Dynamic Voltage and Frequency Scaling
With the ever increasing demand for high performance from handheld devices, comes the realization that high performance is not without cost. The cost of high performance is power consumption. At the same time consumers are demanding high performance and long battery life. Traditionally, these things have been at odds and generally speaking a choice had to be made between performance and battery life. Today’s embedded processors are equipped with power saving features that try to save power while at the same time deliver high performance.
One method that is increasingly being used to reduce the power consumption, while maintaining high performance is Dynamic Voltage and Frequency Scaling hereafter referred to as “DVFS.” The key idea behind DVFS is to scale the voltage and frequency of the processor to provide “just-enough” circuit speed to process the system workload while meeting the total compute time and/or throughput constraints, and thereby, reducing the energy dissipation. Since the energy dissipated per cycle with CMOS circuitry scales quadratically to the supply voltage, DVFS can potentially provide significant energy savings. In other words, the power consumed by a processor is proportional to the frequency and to the voltage squared.
Significant research and development efforts on DVFS have been made in the last 10 years. Numerous approaches and algorithms have been researched, proposed, and simulated. There are two basic categories for these algorithms, real-time and non real-time algorithms.
Within the non real-time category, there are many different proposed algorithms. For example, in programs with a high cache miss ratio, performance can be limited by memory bandwidth rather than CPU speed. Since memory performance is not affected by a change in CPU speed, increasing or decreasing the CPU frequency will have little effect on the performance of these programs. Researchers have been trying to exploit this program behavior in order to achieve greater power and reduced energy consumption.

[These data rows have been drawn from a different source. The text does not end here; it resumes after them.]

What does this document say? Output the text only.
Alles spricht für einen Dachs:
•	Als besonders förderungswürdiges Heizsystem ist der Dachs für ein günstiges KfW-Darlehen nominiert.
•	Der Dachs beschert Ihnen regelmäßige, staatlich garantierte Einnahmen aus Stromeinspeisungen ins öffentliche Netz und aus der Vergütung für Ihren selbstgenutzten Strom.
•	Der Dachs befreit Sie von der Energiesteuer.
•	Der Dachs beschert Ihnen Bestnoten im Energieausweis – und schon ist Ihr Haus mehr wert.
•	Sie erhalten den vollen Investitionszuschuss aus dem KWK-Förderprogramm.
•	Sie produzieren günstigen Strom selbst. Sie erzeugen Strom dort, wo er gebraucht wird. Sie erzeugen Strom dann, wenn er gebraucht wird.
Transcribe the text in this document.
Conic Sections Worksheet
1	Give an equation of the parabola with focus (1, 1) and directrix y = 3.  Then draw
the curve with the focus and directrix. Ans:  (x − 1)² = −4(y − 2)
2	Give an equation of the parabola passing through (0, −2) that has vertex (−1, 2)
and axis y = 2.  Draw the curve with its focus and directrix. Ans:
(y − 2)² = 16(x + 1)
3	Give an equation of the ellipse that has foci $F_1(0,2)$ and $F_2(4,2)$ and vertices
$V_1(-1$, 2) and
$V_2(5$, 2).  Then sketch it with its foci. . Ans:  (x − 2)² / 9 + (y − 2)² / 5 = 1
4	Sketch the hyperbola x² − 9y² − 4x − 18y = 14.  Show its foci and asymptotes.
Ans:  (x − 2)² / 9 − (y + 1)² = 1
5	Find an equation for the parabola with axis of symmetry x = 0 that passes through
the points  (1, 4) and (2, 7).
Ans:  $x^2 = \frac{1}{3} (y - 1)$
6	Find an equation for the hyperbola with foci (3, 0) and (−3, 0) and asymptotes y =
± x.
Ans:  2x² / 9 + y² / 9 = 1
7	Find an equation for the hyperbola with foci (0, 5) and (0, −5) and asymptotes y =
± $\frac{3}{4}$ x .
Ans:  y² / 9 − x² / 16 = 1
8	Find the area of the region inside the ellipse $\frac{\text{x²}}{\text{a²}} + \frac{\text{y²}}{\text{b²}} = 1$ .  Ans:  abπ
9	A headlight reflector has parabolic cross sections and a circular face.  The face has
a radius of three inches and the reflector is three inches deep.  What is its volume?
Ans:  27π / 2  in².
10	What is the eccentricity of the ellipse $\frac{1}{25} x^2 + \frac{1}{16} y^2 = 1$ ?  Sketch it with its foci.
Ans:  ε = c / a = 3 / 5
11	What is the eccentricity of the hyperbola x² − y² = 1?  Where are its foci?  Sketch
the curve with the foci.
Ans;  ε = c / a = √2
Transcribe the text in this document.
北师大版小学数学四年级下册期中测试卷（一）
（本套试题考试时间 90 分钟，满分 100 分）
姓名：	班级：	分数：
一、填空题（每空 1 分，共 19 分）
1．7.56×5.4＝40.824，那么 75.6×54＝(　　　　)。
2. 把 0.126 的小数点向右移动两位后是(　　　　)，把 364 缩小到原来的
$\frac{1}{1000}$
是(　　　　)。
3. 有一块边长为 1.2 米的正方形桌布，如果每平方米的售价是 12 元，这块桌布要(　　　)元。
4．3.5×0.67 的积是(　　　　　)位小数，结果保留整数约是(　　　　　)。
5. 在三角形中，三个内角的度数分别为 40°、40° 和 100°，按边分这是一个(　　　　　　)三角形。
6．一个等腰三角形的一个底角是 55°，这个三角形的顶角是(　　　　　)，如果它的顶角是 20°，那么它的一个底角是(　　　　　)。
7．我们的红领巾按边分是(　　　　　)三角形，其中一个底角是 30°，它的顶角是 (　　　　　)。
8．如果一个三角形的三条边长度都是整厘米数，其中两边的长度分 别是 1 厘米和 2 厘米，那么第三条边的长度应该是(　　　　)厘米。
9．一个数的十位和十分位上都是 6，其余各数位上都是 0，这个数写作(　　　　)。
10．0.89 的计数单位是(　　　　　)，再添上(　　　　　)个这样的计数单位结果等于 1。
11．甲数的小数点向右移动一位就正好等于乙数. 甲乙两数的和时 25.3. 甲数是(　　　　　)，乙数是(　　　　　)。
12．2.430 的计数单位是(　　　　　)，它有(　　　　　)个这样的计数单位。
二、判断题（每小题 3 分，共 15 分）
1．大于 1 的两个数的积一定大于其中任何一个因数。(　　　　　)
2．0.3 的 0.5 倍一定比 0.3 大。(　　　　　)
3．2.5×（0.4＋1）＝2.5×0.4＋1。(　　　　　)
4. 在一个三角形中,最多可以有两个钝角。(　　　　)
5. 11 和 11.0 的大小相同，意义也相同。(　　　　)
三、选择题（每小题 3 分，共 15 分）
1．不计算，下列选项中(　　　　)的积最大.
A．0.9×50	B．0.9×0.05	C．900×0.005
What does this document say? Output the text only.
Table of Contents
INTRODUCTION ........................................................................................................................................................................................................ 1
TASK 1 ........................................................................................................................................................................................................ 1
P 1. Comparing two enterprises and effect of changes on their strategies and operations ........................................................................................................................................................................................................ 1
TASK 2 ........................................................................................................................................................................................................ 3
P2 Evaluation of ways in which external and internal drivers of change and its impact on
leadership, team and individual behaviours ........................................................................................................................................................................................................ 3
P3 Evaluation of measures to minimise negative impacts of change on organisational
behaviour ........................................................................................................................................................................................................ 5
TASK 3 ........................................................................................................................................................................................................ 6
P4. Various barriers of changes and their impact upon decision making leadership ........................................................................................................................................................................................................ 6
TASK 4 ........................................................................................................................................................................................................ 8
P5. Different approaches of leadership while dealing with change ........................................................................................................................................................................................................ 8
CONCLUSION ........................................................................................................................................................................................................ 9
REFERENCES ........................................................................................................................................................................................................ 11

One common approach is to predict execution time and to decompose program workload into regions based on their CPU-boundedness. The decomposition can be done statically using profiling information or through a built-in performance monitoring unit (PMU). While these algorithms show significant benefit, they are simply not appropriate for real-time applications because of the performance loss they produce.
In real-time scenarios, careful attention must be paid to ensure that DVFS solutions do not add latency that violates real-time constraints for task execution. Some solutions that may be appropriate for real-time applications are microarchitecture-driven approaches using voltage scaling during processor idle periods to provide energy savings without performance loss, etc.
Other solutions, at the system level, include CPU idle monitoring and reducing voltage and frequency when the CPU is idle, thereby saving energy and extending battery life.
While DVFS is not a silver-bullet in terms of providing energy savings, it is one of many tools that may be employed to significantly reduce power consumption of hand-held battery devices, thereby extending the use of devices before requiring recharging. And while no single algorithm fits all platforms, DVFS solutions should be part of the design decisions from inception of any product that would benefit from power savings.